Proof scripts and macros use the multi-core prover when it is active and the profile permits. TryClose is a deliberate exception and always runs single-core. It closes goals one at a time under a tight budget of steps per goal. A single goal offers no parallelism to begin with, and several workers exploring it apply rules in a less step-efficient order, which can exhaust the budget before the goal closes and so discard a provable goal. A run returns only once every worker has stopped, so whatever follows it sees a settled proof.

Verification¶

Equivalence. A fixed corpus is proved both ways and the results compared by a structural fingerprint that ignores the order in which branches were explored. The closed or open outcome must agree.
Single-core determinism. The same corpus is proved twice single-core in one JVM, and the two trees must be identical. No threads are involved, so a failure here is exactly reproducible.
Stress. Splitting proofs run repeatedly at eight workers, more than the machine comfortably sustains, and every run must close. A proof script runs under the multi-core prover, and its proof is then saved and reloaded single-core and must still be closed, which shows that a multi-core proof is an ordinary, portable proof.

All of this runs in CI: the equivalence and determinism checks together with the ordinary unit tests, and the stress tests in their own job. Two further jobs prove a small corpus with two and four workers (testMt2w, testMt4w, testMtStress).

Measured speedup¶

Wall-clock time of automatic search compared with the single-core prover, on a 16-core machine, measured on commit 4d8f9ca7f1. Every figure is the median of three runs. A single run is not steady enough to quote: across the three, SimplifiedLinkedList.remove came out at 3.57, 3.05 and 3.65 at eight workers. The "1 worker" column is the multi-core prover given a single worker, which shows what its machinery costs when there is no parallelism to be had.

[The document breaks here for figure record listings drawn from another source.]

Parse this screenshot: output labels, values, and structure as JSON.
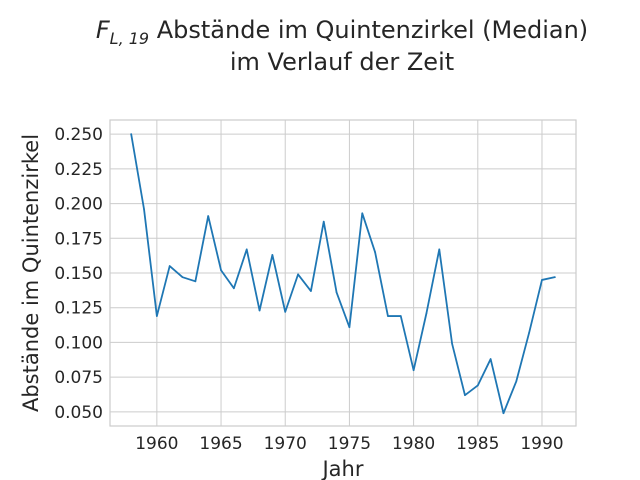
{
  "chart_data": {
    "type": "line",
    "title": {
      "symbol": "F",
      "subscript": "L, 19",
      "line1_rest": " Abstände im Quintenzirkel (Median)",
      "line2": "im Verlauf der Zeit"
    },
    "xlabel": "Jahr",
    "ylabel": "Abstände im Quintenzirkel",
    "xlim": [
      1956.35,
      1992.65
    ],
    "ylim": [
      0.0398,
      0.2602
    ],
    "x_ticks": [
      1960,
      1965,
      1970,
      1975,
      1980,
      1985,
      1990
    ],
    "x_tick_labels": [
      "1960",
      "1965",
      "1970",
      "1975",
      "1980",
      "1985",
      "1990"
    ],
    "y_ticks": [
      0.05,
      0.075,
      0.1,
      0.125,
      0.15,
      0.175,
      0.2,
      0.225,
      0.25
    ],
    "y_tick_labels": [
      "0.050",
      "0.075",
      "0.100",
      "0.125",
      "0.150",
      "0.175",
      "0.200",
      "0.225",
      "0.250"
    ],
    "grid": true,
    "colors": {
      "series": "#1f77b4",
      "grid": "#cccccc",
      "text": "#262626"
    },
    "series": [
      {
        "x": [
          1958,
          1959,
          1960,
          1961,
          1962,
          1963,
          1964,
          1965,
          1966,
          1967,
          1968,
          1969,
          1970,
          1971,
          1972,
          1973,
          1974,
          1975,
          1976,
          1977,
          1978,
          1979,
          1980,
          1981,
          1982,
          1983,
          1984,
          1985,
          1986,
          1987,
          1988,
          1989,
          1990,
          1991
        ],
        "values": [
          0.25,
          0.196,
          0.119,
          0.155,
          0.147,
          0.144,
          0.191,
          0.152,
          0.139,
          0.167,
          0.123,
          0.163,
          0.122,
          0.149,
          0.137,
          0.187,
          0.136,
          0.111,
          0.193,
          0.165,
          0.119,
          0.119,
          0.08,
          0.121,
          0.167,
          0.099,
          0.062,
          0.069,
          0.088,
          0.049,
          0.072,
          0.107,
          0.145,
          0.147
        ]
      }
    ]
  }
}
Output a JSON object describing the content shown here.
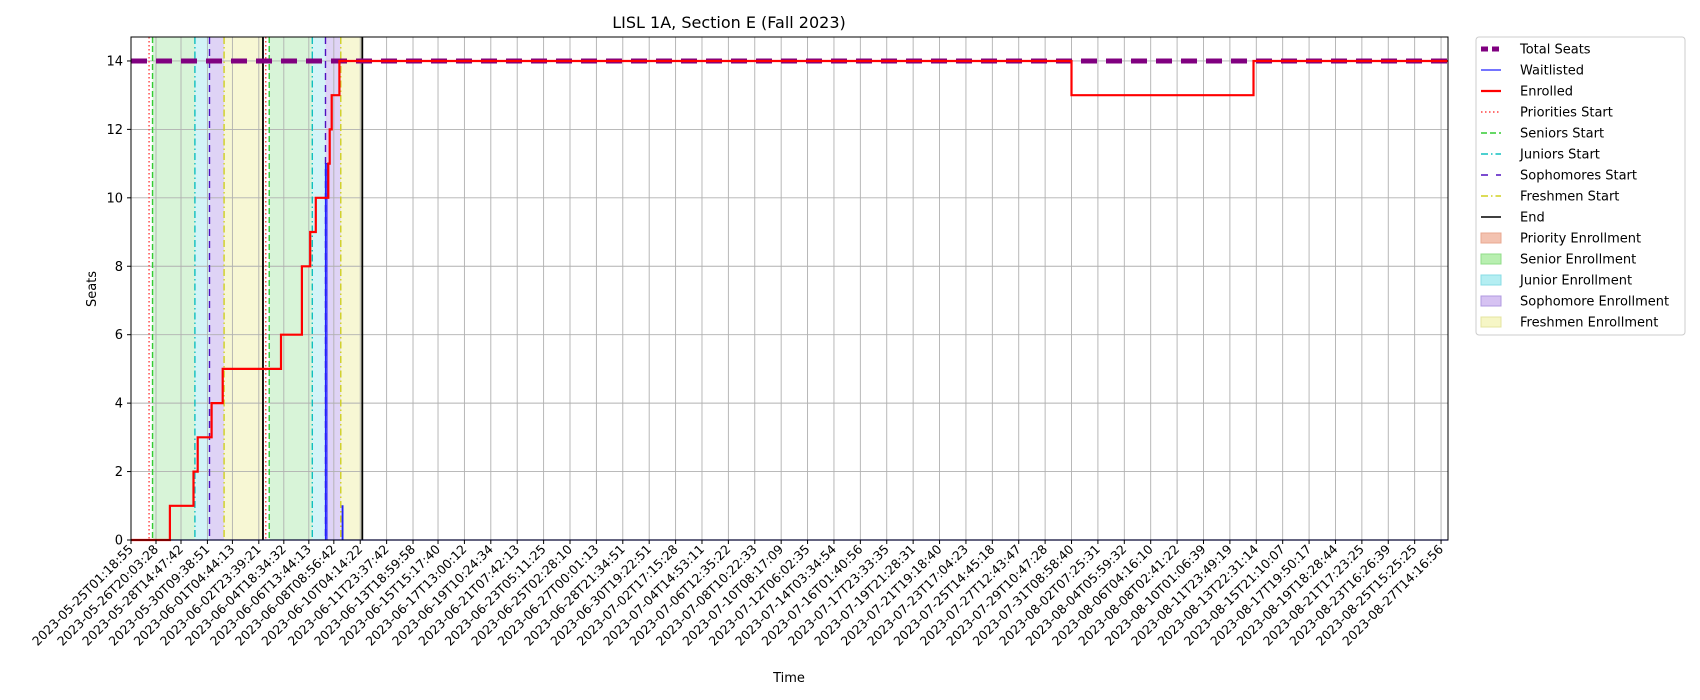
{
  "chart_data": {
    "type": "line",
    "title": "LISL 1A, Section E (Fall 2023)",
    "xlabel": "Time",
    "ylabel": "Seats",
    "ylim": [
      0,
      14.7
    ],
    "yticks": [
      0,
      2,
      4,
      6,
      8,
      10,
      12,
      14
    ],
    "xlim_day": [
      0,
      94.8
    ],
    "grid": true,
    "legend_position": "outside-right",
    "xticks": [
      {
        "day": 0,
        "label": "2023-05-25T01:18:55"
      },
      {
        "day": 1.8,
        "label": "2023-05-26T20:03:28"
      },
      {
        "day": 3.6,
        "label": "2023-05-28T14:47:42"
      },
      {
        "day": 5.5,
        "label": "2023-05-30T09:38:51"
      },
      {
        "day": 7.3,
        "label": "2023-06-01T04:44:13"
      },
      {
        "day": 9.2,
        "label": "2023-06-02T23:39:21"
      },
      {
        "day": 11.0,
        "label": "2023-06-04T18:34:32"
      },
      {
        "day": 12.8,
        "label": "2023-06-06T13:44:13"
      },
      {
        "day": 14.6,
        "label": "2023-06-08T08:56:42"
      },
      {
        "day": 16.5,
        "label": "2023-06-10T04:14:22"
      },
      {
        "day": 18.4,
        "label": "2023-06-11T23:37:42"
      },
      {
        "day": 20.3,
        "label": "2023-06-13T18:59:58"
      },
      {
        "day": 22.1,
        "label": "2023-06-15T15:17:40"
      },
      {
        "day": 24.0,
        "label": "2023-06-17T13:00:12"
      },
      {
        "day": 25.9,
        "label": "2023-06-19T10:24:34"
      },
      {
        "day": 27.8,
        "label": "2023-06-21T07:42:13"
      },
      {
        "day": 29.7,
        "label": "2023-06-23T05:11:25"
      },
      {
        "day": 31.6,
        "label": "2023-06-25T02:28:10"
      },
      {
        "day": 33.5,
        "label": "2023-06-27T00:01:13"
      },
      {
        "day": 35.4,
        "label": "2023-06-28T21:34:51"
      },
      {
        "day": 37.3,
        "label": "2023-06-30T19:22:51"
      },
      {
        "day": 39.2,
        "label": "2023-07-02T17:15:28"
      },
      {
        "day": 41.1,
        "label": "2023-07-04T14:53:11"
      },
      {
        "day": 43.0,
        "label": "2023-07-06T12:35:22"
      },
      {
        "day": 44.9,
        "label": "2023-07-08T10:22:33"
      },
      {
        "day": 46.8,
        "label": "2023-07-10T08:17:09"
      },
      {
        "day": 48.7,
        "label": "2023-07-12T06:02:35"
      },
      {
        "day": 50.6,
        "label": "2023-07-14T03:34:54"
      },
      {
        "day": 52.5,
        "label": "2023-07-16T01:40:56"
      },
      {
        "day": 54.4,
        "label": "2023-07-17T23:33:35"
      },
      {
        "day": 56.3,
        "label": "2023-07-19T21:28:31"
      },
      {
        "day": 58.2,
        "label": "2023-07-21T19:18:40"
      },
      {
        "day": 60.1,
        "label": "2023-07-23T17:04:23"
      },
      {
        "day": 62.0,
        "label": "2023-07-25T14:45:18"
      },
      {
        "day": 63.9,
        "label": "2023-07-27T12:43:47"
      },
      {
        "day": 65.8,
        "label": "2023-07-29T10:47:28"
      },
      {
        "day": 67.7,
        "label": "2023-07-31T08:58:40"
      },
      {
        "day": 69.6,
        "label": "2023-08-02T07:25:31"
      },
      {
        "day": 71.5,
        "label": "2023-08-04T05:59:32"
      },
      {
        "day": 73.4,
        "label": "2023-08-06T04:16:10"
      },
      {
        "day": 75.3,
        "label": "2023-08-08T02:41:22"
      },
      {
        "day": 77.2,
        "label": "2023-08-10T01:06:39"
      },
      {
        "day": 79.1,
        "label": "2023-08-11T23:49:19"
      },
      {
        "day": 81.0,
        "label": "2023-08-13T22:31:14"
      },
      {
        "day": 82.9,
        "label": "2023-08-15T21:10:07"
      },
      {
        "day": 84.8,
        "label": "2023-08-17T19:50:17"
      },
      {
        "day": 86.7,
        "label": "2023-08-19T18:28:44"
      },
      {
        "day": 88.6,
        "label": "2023-08-21T17:23:25"
      },
      {
        "day": 90.5,
        "label": "2023-08-23T16:26:39"
      },
      {
        "day": 92.4,
        "label": "2023-08-25T15:25:25"
      },
      {
        "day": 94.3,
        "label": "2023-08-27T14:16:56"
      }
    ],
    "shaded_periods": [
      {
        "name": "Senior Enrollment",
        "start": 1.55,
        "end": 4.6,
        "color": "#90e090",
        "opacity": 0.35
      },
      {
        "name": "Junior Enrollment",
        "start": 4.6,
        "end": 5.65,
        "color": "#80e0e8",
        "opacity": 0.35
      },
      {
        "name": "Sophomore Enrollment",
        "start": 5.65,
        "end": 6.7,
        "color": "#b090e8",
        "opacity": 0.4
      },
      {
        "name": "Freshmen Enrollment",
        "start": 6.7,
        "end": 9.5,
        "color": "#eeeea0",
        "opacity": 0.45
      },
      {
        "name": "Senior Enrollment",
        "start": 9.95,
        "end": 13.05,
        "color": "#90e090",
        "opacity": 0.35
      },
      {
        "name": "Junior Enrollment",
        "start": 13.05,
        "end": 14.0,
        "color": "#80e0e8",
        "opacity": 0.35
      },
      {
        "name": "Sophomore Enrollment",
        "start": 14.0,
        "end": 15.1,
        "color": "#b090e8",
        "opacity": 0.4
      },
      {
        "name": "Freshmen Enrollment",
        "start": 15.1,
        "end": 16.65,
        "color": "#eeeea0",
        "opacity": 0.45
      }
    ],
    "event_lines": [
      {
        "name": "Priorities Start",
        "day": 1.3,
        "color": "#ff4040",
        "dash": "1.5,2.5"
      },
      {
        "name": "Seniors Start",
        "day": 1.55,
        "color": "#33cc33",
        "dash": "6,3"
      },
      {
        "name": "Juniors Start",
        "day": 4.6,
        "color": "#10c0c0",
        "dash": "7,3,1.5,3"
      },
      {
        "name": "Sophomores Start",
        "day": 5.65,
        "color": "#5010c0",
        "dash": "7,5"
      },
      {
        "name": "Freshmen Start",
        "day": 6.7,
        "color": "#d0d020",
        "dash": "7,3,1.5,3"
      },
      {
        "name": "End",
        "day": 9.5,
        "color": "#000000",
        "dash": ""
      },
      {
        "name": "Priorities Start",
        "day": 9.7,
        "color": "#ff4040",
        "dash": "1.5,2.5"
      },
      {
        "name": "Seniors Start",
        "day": 9.95,
        "color": "#33cc33",
        "dash": "6,3"
      },
      {
        "name": "Juniors Start",
        "day": 13.05,
        "color": "#10c0c0",
        "dash": "7,3,1.5,3"
      },
      {
        "name": "Sophomores Start",
        "day": 14.0,
        "color": "#5010c0",
        "dash": "7,5"
      },
      {
        "name": "Freshmen Start",
        "day": 15.1,
        "color": "#d0d020",
        "dash": "7,3,1.5,3"
      },
      {
        "name": "End",
        "day": 16.65,
        "color": "#000000",
        "dash": ""
      }
    ],
    "series": [
      {
        "name": "Total Seats",
        "color": "#800080",
        "style": "dashed-thick",
        "points": [
          [
            0,
            14
          ],
          [
            94.8,
            14
          ]
        ]
      },
      {
        "name": "Waitlisted",
        "color": "#2020ff",
        "style": "solid-thin",
        "points": [
          [
            0,
            0
          ],
          [
            14.0,
            0
          ],
          [
            14.0,
            11
          ],
          [
            14.1,
            11
          ],
          [
            14.1,
            0
          ],
          [
            15.2,
            0
          ],
          [
            15.2,
            1
          ],
          [
            15.25,
            1
          ],
          [
            15.25,
            0
          ],
          [
            94.8,
            0
          ]
        ]
      },
      {
        "name": "Enrolled",
        "color": "#ff0000",
        "style": "solid",
        "points": [
          [
            0,
            0
          ],
          [
            2.8,
            0
          ],
          [
            2.8,
            1
          ],
          [
            4.5,
            1
          ],
          [
            4.5,
            2
          ],
          [
            4.8,
            2
          ],
          [
            4.8,
            3
          ],
          [
            5.8,
            3
          ],
          [
            5.8,
            4
          ],
          [
            6.6,
            4
          ],
          [
            6.6,
            5
          ],
          [
            10.8,
            5
          ],
          [
            10.8,
            6
          ],
          [
            12.3,
            6
          ],
          [
            12.3,
            8
          ],
          [
            12.9,
            8
          ],
          [
            12.9,
            9
          ],
          [
            13.3,
            9
          ],
          [
            13.3,
            10
          ],
          [
            14.2,
            10
          ],
          [
            14.2,
            11
          ],
          [
            14.3,
            11
          ],
          [
            14.3,
            12
          ],
          [
            14.45,
            12
          ],
          [
            14.45,
            13
          ],
          [
            15.0,
            13
          ],
          [
            15.0,
            14
          ],
          [
            67.7,
            14
          ],
          [
            67.7,
            13
          ],
          [
            80.8,
            13
          ],
          [
            80.8,
            14
          ],
          [
            94.8,
            14
          ]
        ]
      }
    ],
    "legend": [
      {
        "label": "Total Seats",
        "kind": "line",
        "color": "#800080",
        "dash": "7,4",
        "width": 5
      },
      {
        "label": "Waitlisted",
        "kind": "line",
        "color": "#2020ff",
        "dash": "",
        "width": 1.2
      },
      {
        "label": "Enrolled",
        "kind": "line",
        "color": "#ff0000",
        "dash": "",
        "width": 2.2
      },
      {
        "label": "Priorities Start",
        "kind": "line",
        "color": "#ff4040",
        "dash": "1.5,2.5",
        "width": 1.4
      },
      {
        "label": "Seniors Start",
        "kind": "line",
        "color": "#33cc33",
        "dash": "6,3",
        "width": 1.4
      },
      {
        "label": "Juniors Start",
        "kind": "line",
        "color": "#10c0c0",
        "dash": "7,3,1.5,3",
        "width": 1.4
      },
      {
        "label": "Sophomores Start",
        "kind": "line",
        "color": "#5010c0",
        "dash": "7,8",
        "width": 1.4
      },
      {
        "label": "Freshmen Start",
        "kind": "line",
        "color": "#d0d020",
        "dash": "7,3,1.5,3",
        "width": 1.4
      },
      {
        "label": "End",
        "kind": "line",
        "color": "#000000",
        "dash": "",
        "width": 1.6
      },
      {
        "label": "Priority Enrollment",
        "kind": "patch",
        "color": "#f3c2b0",
        "border": "#e8a890"
      },
      {
        "label": "Senior Enrollment",
        "kind": "patch",
        "color": "#b8efb0",
        "border": "#90dc88"
      },
      {
        "label": "Junior Enrollment",
        "kind": "patch",
        "color": "#b4eef2",
        "border": "#88dce4"
      },
      {
        "label": "Sophomore Enrollment",
        "kind": "patch",
        "color": "#d6c2f2",
        "border": "#b09ae0"
      },
      {
        "label": "Freshmen Enrollment",
        "kind": "patch",
        "color": "#f6f6c6",
        "border": "#e4e4a0"
      }
    ]
  }
}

Proof	single-core (s)	1 worker	2 workers	4 workers	8 workers
SimplifiedLinkedList.remove	17.6	1.08x	1.67x	2.79x	3.57x
gemplusDecimal/add	8.9	1.00x	1.80x	2.87x	3.70x
Saddleback_search	10.7	1.00x	1.79x	2.61x	2.22x
symmArray	11.6	1.01x	1.59x	2.12x	2.28x
ArrayList.remove.1	2.7	1.00x	1.54x	1.78x	1.85x
ArrayList_concatenate	10.4	1.29x	2.36x	3.27x	4.36x
median	3.1	1.04x	1.76x	2.42x	3.38x
ArrayList.remFirst	0.7	1.05x	1.24x	1.52x	1.48x

Multi-core speedup against the single-core prover

That machinery costs nothing measurable: at one worker the two provers are level, and on ArrayList_concatenate the multi-core one is even ahead. Both find the same proof there, so the difference is in how the two pick their next goal, not in parallelism.

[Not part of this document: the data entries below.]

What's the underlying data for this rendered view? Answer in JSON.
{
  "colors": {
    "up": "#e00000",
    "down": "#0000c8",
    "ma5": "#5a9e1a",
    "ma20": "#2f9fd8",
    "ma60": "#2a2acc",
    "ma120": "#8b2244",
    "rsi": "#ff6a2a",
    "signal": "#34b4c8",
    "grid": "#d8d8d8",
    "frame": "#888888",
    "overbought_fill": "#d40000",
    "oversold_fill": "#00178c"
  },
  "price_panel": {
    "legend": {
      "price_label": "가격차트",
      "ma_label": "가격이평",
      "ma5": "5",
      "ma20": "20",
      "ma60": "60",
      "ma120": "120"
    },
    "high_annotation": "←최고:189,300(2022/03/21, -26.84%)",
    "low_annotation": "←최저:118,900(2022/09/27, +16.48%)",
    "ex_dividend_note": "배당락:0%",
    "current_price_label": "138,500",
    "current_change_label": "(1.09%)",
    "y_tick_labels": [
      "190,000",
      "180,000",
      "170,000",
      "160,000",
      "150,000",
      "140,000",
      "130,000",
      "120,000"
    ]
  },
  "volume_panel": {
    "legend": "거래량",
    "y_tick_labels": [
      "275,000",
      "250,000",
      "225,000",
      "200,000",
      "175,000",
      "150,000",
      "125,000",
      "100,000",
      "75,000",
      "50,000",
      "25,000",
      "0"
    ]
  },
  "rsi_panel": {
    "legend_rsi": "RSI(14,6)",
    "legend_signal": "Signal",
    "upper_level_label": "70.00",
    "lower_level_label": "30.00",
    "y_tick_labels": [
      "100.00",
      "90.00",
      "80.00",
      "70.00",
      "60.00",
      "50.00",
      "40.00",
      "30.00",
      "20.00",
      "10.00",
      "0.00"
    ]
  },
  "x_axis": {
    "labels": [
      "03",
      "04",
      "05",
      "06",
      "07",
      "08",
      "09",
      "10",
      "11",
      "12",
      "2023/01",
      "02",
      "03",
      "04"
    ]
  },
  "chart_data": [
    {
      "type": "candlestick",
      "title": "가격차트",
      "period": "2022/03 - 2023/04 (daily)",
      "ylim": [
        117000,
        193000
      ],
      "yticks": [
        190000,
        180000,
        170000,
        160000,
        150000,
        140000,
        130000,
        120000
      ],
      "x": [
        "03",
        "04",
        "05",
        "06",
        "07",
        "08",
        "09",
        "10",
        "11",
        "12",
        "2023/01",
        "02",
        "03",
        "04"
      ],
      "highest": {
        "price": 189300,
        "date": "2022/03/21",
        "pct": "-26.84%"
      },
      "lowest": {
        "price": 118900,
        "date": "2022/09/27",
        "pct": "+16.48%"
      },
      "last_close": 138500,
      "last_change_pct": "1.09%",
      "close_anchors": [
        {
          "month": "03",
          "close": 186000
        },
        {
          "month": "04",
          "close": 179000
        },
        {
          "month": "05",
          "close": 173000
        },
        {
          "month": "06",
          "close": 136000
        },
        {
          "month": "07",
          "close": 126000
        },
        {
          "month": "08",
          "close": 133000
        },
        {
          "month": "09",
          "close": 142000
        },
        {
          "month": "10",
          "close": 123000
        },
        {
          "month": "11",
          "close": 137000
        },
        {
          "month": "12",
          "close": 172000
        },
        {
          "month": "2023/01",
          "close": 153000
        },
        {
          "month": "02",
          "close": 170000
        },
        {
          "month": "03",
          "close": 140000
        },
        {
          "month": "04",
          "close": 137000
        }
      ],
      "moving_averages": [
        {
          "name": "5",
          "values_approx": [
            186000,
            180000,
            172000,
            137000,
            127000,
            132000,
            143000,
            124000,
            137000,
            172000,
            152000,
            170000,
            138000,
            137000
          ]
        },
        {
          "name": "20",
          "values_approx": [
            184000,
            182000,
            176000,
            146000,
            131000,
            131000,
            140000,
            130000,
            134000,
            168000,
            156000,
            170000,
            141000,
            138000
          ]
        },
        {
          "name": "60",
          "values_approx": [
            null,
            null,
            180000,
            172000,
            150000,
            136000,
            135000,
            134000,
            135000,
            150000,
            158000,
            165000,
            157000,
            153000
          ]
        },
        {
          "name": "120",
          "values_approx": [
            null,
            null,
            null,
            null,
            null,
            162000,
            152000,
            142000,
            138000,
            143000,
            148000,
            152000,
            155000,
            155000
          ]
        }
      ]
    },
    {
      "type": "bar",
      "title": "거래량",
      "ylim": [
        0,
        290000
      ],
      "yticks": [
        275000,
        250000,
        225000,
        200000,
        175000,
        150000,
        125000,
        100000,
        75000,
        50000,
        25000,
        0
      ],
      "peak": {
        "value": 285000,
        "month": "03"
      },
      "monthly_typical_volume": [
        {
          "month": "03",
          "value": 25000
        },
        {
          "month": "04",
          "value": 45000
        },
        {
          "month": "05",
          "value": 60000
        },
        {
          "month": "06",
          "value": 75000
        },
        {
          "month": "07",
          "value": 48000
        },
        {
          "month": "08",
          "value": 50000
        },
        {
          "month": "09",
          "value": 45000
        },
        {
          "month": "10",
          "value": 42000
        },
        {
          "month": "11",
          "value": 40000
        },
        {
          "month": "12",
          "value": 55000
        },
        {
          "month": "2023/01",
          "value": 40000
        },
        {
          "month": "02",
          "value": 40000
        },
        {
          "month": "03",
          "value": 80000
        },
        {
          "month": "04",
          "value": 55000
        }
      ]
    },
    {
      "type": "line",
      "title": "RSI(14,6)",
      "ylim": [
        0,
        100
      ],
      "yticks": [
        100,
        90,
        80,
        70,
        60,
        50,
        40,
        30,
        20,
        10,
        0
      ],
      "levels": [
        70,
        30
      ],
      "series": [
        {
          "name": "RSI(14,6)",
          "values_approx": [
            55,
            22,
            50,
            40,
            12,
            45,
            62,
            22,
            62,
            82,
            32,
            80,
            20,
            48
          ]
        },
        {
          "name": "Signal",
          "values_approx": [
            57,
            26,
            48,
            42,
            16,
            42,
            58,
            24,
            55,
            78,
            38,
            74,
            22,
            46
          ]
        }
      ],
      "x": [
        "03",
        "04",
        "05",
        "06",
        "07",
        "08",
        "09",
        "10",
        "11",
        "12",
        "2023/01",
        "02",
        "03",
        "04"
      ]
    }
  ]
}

The best cases reach 3.4 to 4.4 at eight workers. Narrow proofs do not. Saddleback_search is dominated by one long branch (relatively few branches): it peaks at four workers and falls back at eight, where the extra workers only poll on an empty queue. ArrayList.remFirst closes in under a second and has too little to share out. What a proof can reach is set by its widest point, not by the number of cores.

Future directions¶

Returning the switched-off features. Each comes back on its own, after a parallel-safety review with its owner, by being given a safe way to observe the search rather than being called on a worker.
Parallelism inside one goal. This page is about proving several goals at once. Scoring the rule candidates of a single goal in parallel is a separate, independent idea, left for later.